You can look at the Web as a starter: https://html.spec.whatwg.org/#history-2
> The WHATWG was based on several core principles, (..) and that specifications need to be detailed enough that implementations can achieve complete interoperability without reverse-engineering each other.
But in my experience you need more than a spec, because an implementation is not just something that implements a spec, it is also the result of making many architectural choices in how the spec is implemented.
Also even with detailed specs AI still needs additional guidance. For example couple of weeks ago Cursor unleashed thousands of agents with access to web standards and the shared WPT test suite: the result was total nonsense.
So the future might rather be like a Russian doll of specs: start with a high-level system description, and then support it with finer-grained specs of parts of the system. This could go down all the way to the code itself: existing architectural patterns provide a spec for how to code a feature that is just a variation of such a pattern. Then whenever your system needs to do something new, you have to provide the code patterns for it. The AI is then relegated to its strength: applying existing patterns.
TLA+ has a concept of refinement, which is kind of what I described above as Russian dolls but only applied to TLA+ specs.
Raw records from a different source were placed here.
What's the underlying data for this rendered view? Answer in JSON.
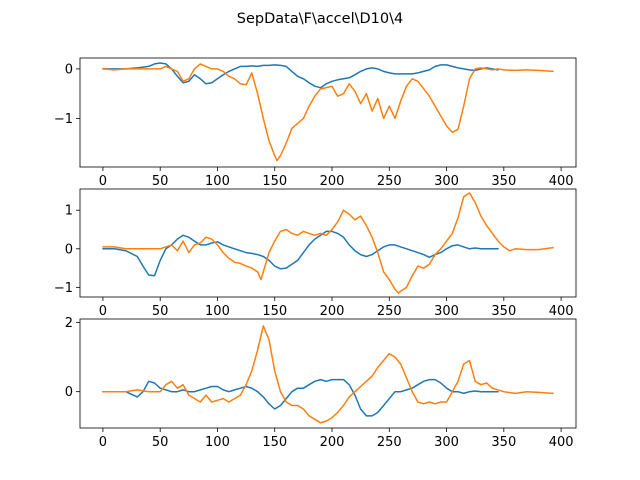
{
  "title": "SepData\\F\\accel\\D10\\4",
  "colors": {
    "series_a": "#1f77b4",
    "series_b": "#ff7f0e",
    "axes": "#000000",
    "background": "#ffffff"
  },
  "chart_data": [
    {
      "type": "line",
      "title": "",
      "xlabel": "",
      "ylabel": "",
      "xlim": [
        -20,
        413
      ],
      "ylim": [
        -1.98,
        0.22
      ],
      "xticks": [
        0,
        50,
        100,
        150,
        200,
        250,
        300,
        350,
        400
      ],
      "yticks": [
        0,
        -1
      ],
      "xtick_labels": [
        "0",
        "50",
        "100",
        "150",
        "200",
        "250",
        "300",
        "350",
        "400"
      ],
      "ytick_labels": [
        "0",
        "−1"
      ],
      "grid": false,
      "series": [
        {
          "color": "#1f77b4",
          "x": [
            0,
            10,
            20,
            30,
            40,
            45,
            50,
            55,
            60,
            65,
            70,
            75,
            80,
            85,
            90,
            95,
            100,
            105,
            110,
            115,
            120,
            125,
            130,
            135,
            140,
            145,
            150,
            155,
            160,
            165,
            170,
            175,
            180,
            185,
            190,
            195,
            200,
            205,
            210,
            215,
            220,
            225,
            230,
            235,
            240,
            245,
            250,
            255,
            260,
            265,
            270,
            275,
            280,
            285,
            290,
            295,
            300,
            305,
            310,
            315,
            320,
            325,
            330,
            335,
            340,
            345
          ],
          "y": [
            0.0,
            0.0,
            0.0,
            0.02,
            0.05,
            0.1,
            0.12,
            0.1,
            0.0,
            -0.15,
            -0.28,
            -0.25,
            -0.12,
            -0.2,
            -0.3,
            -0.28,
            -0.2,
            -0.12,
            -0.05,
            0.0,
            0.05,
            0.05,
            0.06,
            0.05,
            0.07,
            0.07,
            0.08,
            0.07,
            0.05,
            -0.05,
            -0.15,
            -0.2,
            -0.28,
            -0.35,
            -0.38,
            -0.3,
            -0.25,
            -0.22,
            -0.2,
            -0.18,
            -0.12,
            -0.05,
            0.0,
            0.02,
            0.0,
            -0.05,
            -0.08,
            -0.1,
            -0.1,
            -0.1,
            -0.1,
            -0.08,
            -0.05,
            -0.02,
            0.05,
            0.08,
            0.08,
            0.05,
            0.02,
            0.0,
            -0.02,
            -0.03,
            0.0,
            0.02,
            0.0,
            -0.02
          ]
        },
        {
          "color": "#ff7f0e",
          "x": [
            0,
            10,
            20,
            30,
            40,
            50,
            55,
            60,
            65,
            70,
            75,
            80,
            85,
            90,
            95,
            100,
            105,
            110,
            115,
            120,
            125,
            130,
            135,
            140,
            145,
            150,
            152,
            155,
            160,
            165,
            170,
            175,
            180,
            185,
            190,
            195,
            200,
            205,
            210,
            215,
            220,
            225,
            230,
            235,
            240,
            245,
            250,
            255,
            260,
            265,
            270,
            275,
            280,
            285,
            290,
            295,
            300,
            305,
            310,
            315,
            320,
            325,
            330,
            335,
            340,
            345,
            350,
            360,
            370,
            380,
            393
          ],
          "y": [
            0.0,
            -0.02,
            0.0,
            0.0,
            0.0,
            0.0,
            0.05,
            0.0,
            -0.05,
            -0.25,
            -0.2,
            0.0,
            0.1,
            0.05,
            0.0,
            0.0,
            -0.05,
            -0.15,
            -0.2,
            -0.3,
            -0.32,
            -0.08,
            -0.5,
            -1.0,
            -1.45,
            -1.75,
            -1.85,
            -1.75,
            -1.5,
            -1.2,
            -1.1,
            -1.0,
            -0.75,
            -0.55,
            -0.4,
            -0.38,
            -0.35,
            -0.55,
            -0.5,
            -0.3,
            -0.45,
            -0.7,
            -0.5,
            -0.85,
            -0.6,
            -1.0,
            -0.75,
            -1.0,
            -0.65,
            -0.35,
            -0.2,
            -0.25,
            -0.4,
            -0.55,
            -0.75,
            -0.95,
            -1.15,
            -1.28,
            -1.22,
            -0.75,
            -0.2,
            0.0,
            0.02,
            0.0,
            -0.02,
            0.0,
            -0.02,
            -0.03,
            -0.02,
            -0.03,
            -0.05
          ]
        }
      ]
    },
    {
      "type": "line",
      "title": "",
      "xlabel": "",
      "ylabel": "",
      "xlim": [
        -20,
        413
      ],
      "ylim": [
        -1.25,
        1.55
      ],
      "xticks": [
        0,
        50,
        100,
        150,
        200,
        250,
        300,
        350,
        400
      ],
      "yticks": [
        1,
        0,
        -1
      ],
      "xtick_labels": [
        "0",
        "50",
        "100",
        "150",
        "200",
        "250",
        "300",
        "350",
        "400"
      ],
      "ytick_labels": [
        "1",
        "0",
        "−1"
      ],
      "grid": false,
      "series": [
        {
          "color": "#1f77b4",
          "x": [
            0,
            10,
            20,
            30,
            35,
            40,
            45,
            50,
            55,
            60,
            65,
            70,
            75,
            80,
            85,
            90,
            95,
            100,
            105,
            110,
            115,
            120,
            125,
            130,
            135,
            140,
            145,
            150,
            155,
            160,
            165,
            170,
            175,
            180,
            185,
            190,
            195,
            200,
            205,
            210,
            215,
            220,
            225,
            230,
            235,
            240,
            245,
            250,
            255,
            260,
            265,
            270,
            275,
            280,
            285,
            290,
            295,
            300,
            305,
            310,
            315,
            320,
            325,
            330,
            335,
            340,
            345
          ],
          "y": [
            0.0,
            0.0,
            -0.05,
            -0.2,
            -0.45,
            -0.68,
            -0.7,
            -0.3,
            0.0,
            0.1,
            0.25,
            0.35,
            0.3,
            0.2,
            0.1,
            0.1,
            0.15,
            0.18,
            0.1,
            0.05,
            0.0,
            -0.05,
            -0.1,
            -0.12,
            -0.15,
            -0.2,
            -0.3,
            -0.45,
            -0.52,
            -0.5,
            -0.4,
            -0.3,
            -0.1,
            0.1,
            0.25,
            0.35,
            0.45,
            0.45,
            0.4,
            0.3,
            0.1,
            -0.05,
            -0.15,
            -0.2,
            -0.15,
            -0.05,
            0.05,
            0.1,
            0.1,
            0.05,
            0.0,
            -0.05,
            -0.1,
            -0.15,
            -0.22,
            -0.15,
            -0.1,
            0.0,
            0.08,
            0.1,
            0.05,
            0.0,
            0.02,
            0.0,
            0.0,
            0.0,
            0.0
          ]
        },
        {
          "color": "#ff7f0e",
          "x": [
            0,
            10,
            20,
            30,
            40,
            50,
            60,
            65,
            70,
            75,
            80,
            85,
            90,
            95,
            100,
            105,
            110,
            115,
            120,
            125,
            130,
            135,
            138,
            140,
            145,
            150,
            155,
            160,
            165,
            170,
            175,
            180,
            185,
            190,
            195,
            200,
            205,
            210,
            215,
            220,
            225,
            230,
            235,
            240,
            245,
            250,
            255,
            258,
            260,
            265,
            270,
            275,
            280,
            285,
            290,
            295,
            300,
            305,
            310,
            315,
            320,
            325,
            330,
            335,
            340,
            345,
            350,
            355,
            360,
            370,
            380,
            393
          ],
          "y": [
            0.05,
            0.05,
            0.0,
            0.0,
            0.0,
            0.0,
            0.1,
            -0.05,
            0.2,
            -0.1,
            0.1,
            0.15,
            0.3,
            0.25,
            0.1,
            -0.1,
            -0.25,
            -0.35,
            -0.38,
            -0.45,
            -0.5,
            -0.6,
            -0.8,
            -0.6,
            -0.1,
            0.2,
            0.45,
            0.5,
            0.4,
            0.35,
            0.45,
            0.4,
            0.35,
            0.4,
            0.35,
            0.5,
            0.7,
            1.0,
            0.9,
            0.75,
            0.85,
            0.6,
            0.3,
            -0.1,
            -0.6,
            -0.8,
            -1.05,
            -1.15,
            -1.1,
            -1.0,
            -0.7,
            -0.45,
            -0.5,
            -0.4,
            -0.15,
            0.0,
            0.2,
            0.4,
            0.8,
            1.35,
            1.45,
            1.2,
            0.85,
            0.6,
            0.4,
            0.2,
            0.05,
            -0.05,
            0.0,
            -0.02,
            -0.02,
            0.03
          ]
        }
      ]
    },
    {
      "type": "line",
      "title": "",
      "xlabel": "",
      "ylabel": "",
      "xlim": [
        -20,
        413
      ],
      "ylim": [
        -1.05,
        2.1
      ],
      "xticks": [
        0,
        50,
        100,
        150,
        200,
        250,
        300,
        350,
        400
      ],
      "yticks": [
        2,
        0
      ],
      "xtick_labels": [
        "0",
        "50",
        "100",
        "150",
        "200",
        "250",
        "300",
        "350",
        "400"
      ],
      "ytick_labels": [
        "2",
        "0"
      ],
      "grid": false,
      "series": [
        {
          "color": "#1f77b4",
          "x": [
            0,
            10,
            20,
            30,
            35,
            40,
            45,
            50,
            55,
            60,
            65,
            70,
            75,
            80,
            85,
            90,
            95,
            100,
            105,
            110,
            115,
            120,
            125,
            130,
            135,
            140,
            145,
            150,
            155,
            160,
            165,
            170,
            175,
            180,
            185,
            190,
            195,
            200,
            205,
            210,
            215,
            220,
            225,
            230,
            235,
            240,
            245,
            250,
            255,
            260,
            265,
            270,
            275,
            280,
            285,
            290,
            295,
            300,
            305,
            310,
            315,
            320,
            325,
            330,
            335,
            340,
            345
          ],
          "y": [
            0.0,
            0.0,
            0.0,
            -0.15,
            0.0,
            0.3,
            0.25,
            0.1,
            0.05,
            0.0,
            0.0,
            0.05,
            0.0,
            0.0,
            0.05,
            0.1,
            0.15,
            0.15,
            0.05,
            0.0,
            0.05,
            0.1,
            0.15,
            0.1,
            0.0,
            -0.15,
            -0.35,
            -0.5,
            -0.4,
            -0.2,
            0.0,
            0.1,
            0.1,
            0.2,
            0.3,
            0.35,
            0.3,
            0.35,
            0.35,
            0.35,
            0.2,
            -0.1,
            -0.5,
            -0.7,
            -0.7,
            -0.6,
            -0.4,
            -0.2,
            0.0,
            0.0,
            0.05,
            0.1,
            0.2,
            0.3,
            0.35,
            0.35,
            0.25,
            0.1,
            0.0,
            0.0,
            -0.05,
            0.0,
            0.02,
            0.0,
            0.0,
            0.0,
            0.0
          ]
        },
        {
          "color": "#ff7f0e",
          "x": [
            0,
            10,
            20,
            30,
            40,
            50,
            55,
            60,
            65,
            70,
            75,
            80,
            85,
            90,
            95,
            100,
            105,
            110,
            115,
            120,
            125,
            130,
            135,
            140,
            145,
            150,
            155,
            160,
            165,
            170,
            175,
            180,
            185,
            190,
            195,
            200,
            205,
            210,
            215,
            220,
            225,
            230,
            235,
            240,
            245,
            250,
            255,
            260,
            265,
            270,
            275,
            280,
            285,
            290,
            295,
            300,
            305,
            310,
            315,
            320,
            325,
            330,
            335,
            340,
            350,
            360,
            370,
            380,
            393
          ],
          "y": [
            0.0,
            0.0,
            0.0,
            0.05,
            0.0,
            0.0,
            0.2,
            0.3,
            0.1,
            0.2,
            -0.1,
            -0.2,
            -0.3,
            -0.1,
            -0.3,
            -0.25,
            -0.2,
            -0.3,
            -0.2,
            -0.1,
            0.2,
            0.6,
            1.2,
            1.9,
            1.5,
            0.6,
            0.0,
            -0.3,
            -0.4,
            -0.4,
            -0.5,
            -0.7,
            -0.8,
            -0.9,
            -0.85,
            -0.75,
            -0.6,
            -0.4,
            -0.15,
            0.0,
            0.15,
            0.3,
            0.45,
            0.7,
            0.9,
            1.1,
            1.0,
            0.8,
            0.4,
            0.0,
            -0.3,
            -0.35,
            -0.3,
            -0.35,
            -0.3,
            -0.3,
            0.0,
            0.3,
            0.8,
            0.9,
            0.3,
            0.2,
            0.25,
            0.1,
            0.0,
            -0.05,
            0.0,
            -0.02,
            -0.05
          ]
        }
      ]
    }
  ]
}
Here is a quote that describes the idea:
There is no fundamental distinction between specifications and implementations. We simply have specifications, some of which implement other specifications. A Java program can be viewed as a specification of a JVM (Java Virtual Machine) program, which can be viewed as a specification of an assembly language program, which can be viewed as a specification of an execution of the computer's machine instructions, which can be viewed as a specification of an execution of its register-transfer level design, and so on.